Australian labour activist (1894-1973)

(Maria) May Brodney previously known as May Francis (13 April 1894 – 21 August 1973) was an Australian labour activist and a founder member of the Communist Party of Australia in Melbourne.

==Life==
Brodney was born in 1894 in the Melbourne suburb of Malvern. Her parents were Julia, (born Roonan) and John Francis. They had both been born in Ireland, but they met in Australia after they arrived in 1888. She rejected her parents Catholic beliefs and by 1910 she was employed as an underwear-machinist. She joined Vida Goldstein in the feminist Women's Political Association and she started the Women's Industrial and Social Union in 1914 but she was disappointed by its progress.

During the first world war she was an active opponent of conscription into the armed services.

She joined the new in 1915 and became active on its behalf. She endeavored to organise women workers and she became a member of the unions executive. She was the union's representative on the Trades Hall Council, the Underclothing Board and the Court of Industrial Appeals. She was involved with the union until 1929.

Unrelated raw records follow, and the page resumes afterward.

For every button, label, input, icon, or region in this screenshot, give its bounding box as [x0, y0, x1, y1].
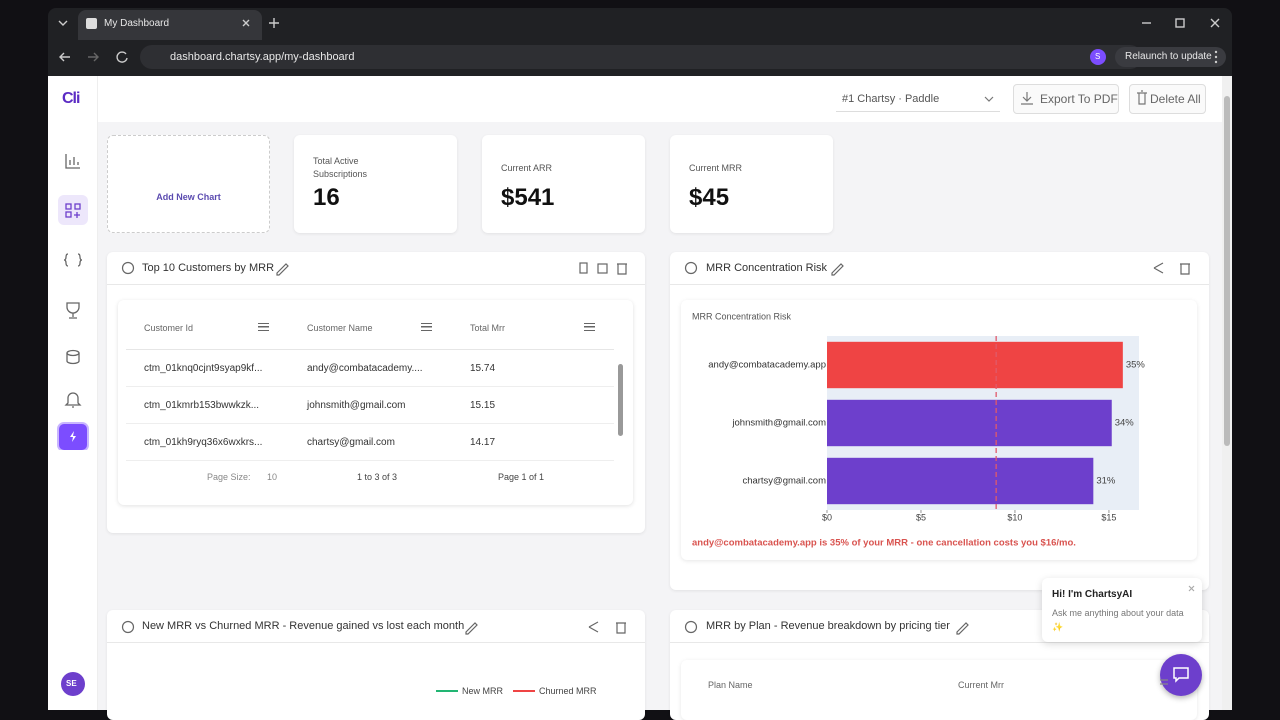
chat-title: Hi! I'm ChartsyAI [1052, 589, 1133, 600]
add-chart-card[interactable] [107, 135, 270, 233]
legend-swatch [436, 690, 458, 692]
bar-label: 31% [1096, 476, 1116, 487]
x-tick-label: $15 [1101, 512, 1116, 522]
cell: 15.15 [470, 400, 496, 411]
category-label: johnsmith@gmail.com [731, 418, 826, 429]
url[interactable]: dashboard.chartsy.app/my-dashboard [170, 51, 355, 63]
divider [670, 284, 1209, 285]
legend-label: New MRR [462, 686, 504, 696]
avatar[interactable] [61, 672, 85, 696]
column-header: Current Mrr [958, 680, 1005, 690]
column-header[interactable]: Customer Name [307, 323, 373, 333]
cell: ctm_01kh9ryq36x6wxkrs... [144, 437, 263, 448]
divider [107, 284, 645, 285]
relaunch[interactable]: Relaunch to update [1125, 51, 1212, 62]
stat-label: Current MRR [689, 163, 743, 173]
chat-button[interactable] [1160, 654, 1202, 696]
profile[interactable]: S [1095, 52, 1101, 61]
range: 1 to 3 of 3 [357, 472, 398, 482]
legend-label: Churned MRR [539, 686, 597, 696]
row-divider [126, 349, 614, 350]
add-chart-label: Add New Chart [156, 192, 221, 202]
category-label: chartsy@gmail.com [742, 476, 826, 487]
panel-title: MRR by Plan - Revenue breakdown by prici… [706, 620, 950, 632]
legend-swatch [513, 690, 535, 692]
category-label: andy@combatacademy.app [708, 360, 826, 371]
cell: 15.74 [470, 363, 496, 374]
cell: ctm_01kmrb153bwwkzk... [144, 400, 260, 411]
scrollbar[interactable] [1222, 76, 1232, 710]
x-tick-label: $5 [916, 512, 926, 522]
bar [827, 399, 1112, 447]
page: Page 1 of 1 [498, 472, 545, 482]
delete-text: Delete All [1150, 92, 1201, 106]
plan-table [681, 660, 1197, 720]
page-size[interactable]: 10 [267, 472, 278, 482]
chrome-icons [58, 18, 1226, 69]
chart: MRR Concentration Risk $0 $5 $10 $15 andy@com… [692, 311, 1146, 549]
divider [670, 642, 1209, 643]
cell: johnsmith@gmail.com [307, 400, 406, 411]
stat-label: Current ARR [501, 163, 553, 173]
row-divider [126, 423, 614, 424]
column-menu[interactable] [584, 323, 595, 331]
page-size-label: Page Size: [207, 472, 251, 482]
avatar-text: SE [66, 679, 77, 688]
chart-title: MRR Concentration Risk [692, 311, 792, 321]
annotation: andy@combatacademy.app is 35% of your MR… [692, 538, 1076, 549]
x-tick-label: $10 [1007, 512, 1022, 522]
row-divider [126, 386, 614, 387]
stat-card [482, 135, 645, 233]
dataset-text: #1 Chartsy · Paddle [842, 93, 940, 105]
sidebar-icons [57, 154, 89, 450]
column-header: Plan Name [708, 680, 753, 690]
bar-label: 34% [1115, 418, 1135, 429]
bar-label: 35% [1126, 360, 1146, 371]
table-scrollbar[interactable] [618, 364, 623, 436]
stat-value: 16 [313, 184, 340, 211]
column-menu[interactable] [258, 323, 269, 331]
panel-title: New MRR vs Churned MRR - Revenue gained … [142, 620, 465, 632]
chat-text: Ask me anything about your data ✨ [1052, 608, 1184, 632]
column-header[interactable]: Total Mrr [470, 323, 506, 333]
cell: chartsy@gmail.com [307, 437, 395, 448]
bar [827, 457, 1094, 505]
logo[interactable]: Cli [62, 90, 80, 107]
cell: 14.17 [470, 437, 496, 448]
stat-card [294, 135, 457, 233]
stat-label: Total Active Subscriptions [313, 156, 368, 179]
panel-title: MRR Concentration Risk [706, 262, 828, 274]
cell: ctm_01knq0cjnt9syap9kf... [144, 363, 263, 374]
x-tick-label: $0 [822, 512, 832, 522]
stat-card [670, 135, 833, 233]
tab-title: My Dashboard [104, 18, 170, 29]
row-divider [126, 460, 614, 461]
tab-icon [86, 18, 97, 29]
export-text: Export To PDF [1040, 92, 1118, 106]
divider [107, 642, 645, 643]
bar [827, 341, 1123, 389]
column-menu[interactable] [421, 323, 432, 331]
column-header[interactable]: Customer Id [144, 323, 194, 333]
panel-title: Top 10 Customers by MRR [142, 262, 275, 274]
tab[interactable] [78, 10, 262, 40]
cell: andy@combatacademy.... [307, 363, 423, 374]
dataset-select[interactable] [836, 86, 1000, 112]
stat-value: $45 [689, 184, 730, 211]
stat-value: $541 [501, 184, 555, 211]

In 1920 she was a founder member of the Communist Party of Australia in Melbourne. In 1946 she published work in support of a 40-hour week.

Brodney and her husband bought a log-cabin called "Appin" in the Melbourne suburb of Mount Evelyn. In 1963 M.Brodney, published "Militant Propagandists of the Labor Movement" about the early years of the Labor movement mentioning "May Francis" aka "Mrs Brodney". Her account is written to re-establish her version of events.

She died in Mount Evelyn in 1973.

==Private life==
She married Alfred Tennyson Brodney in 1924. He was known as "Bob". Her husband founded a company dealing in car tyres that went bankrupt. He had been found guilty the year before they married in dealing in tyres after he was declared bankrupt as the tyres did not belong to him. He later went on to be a solicitor.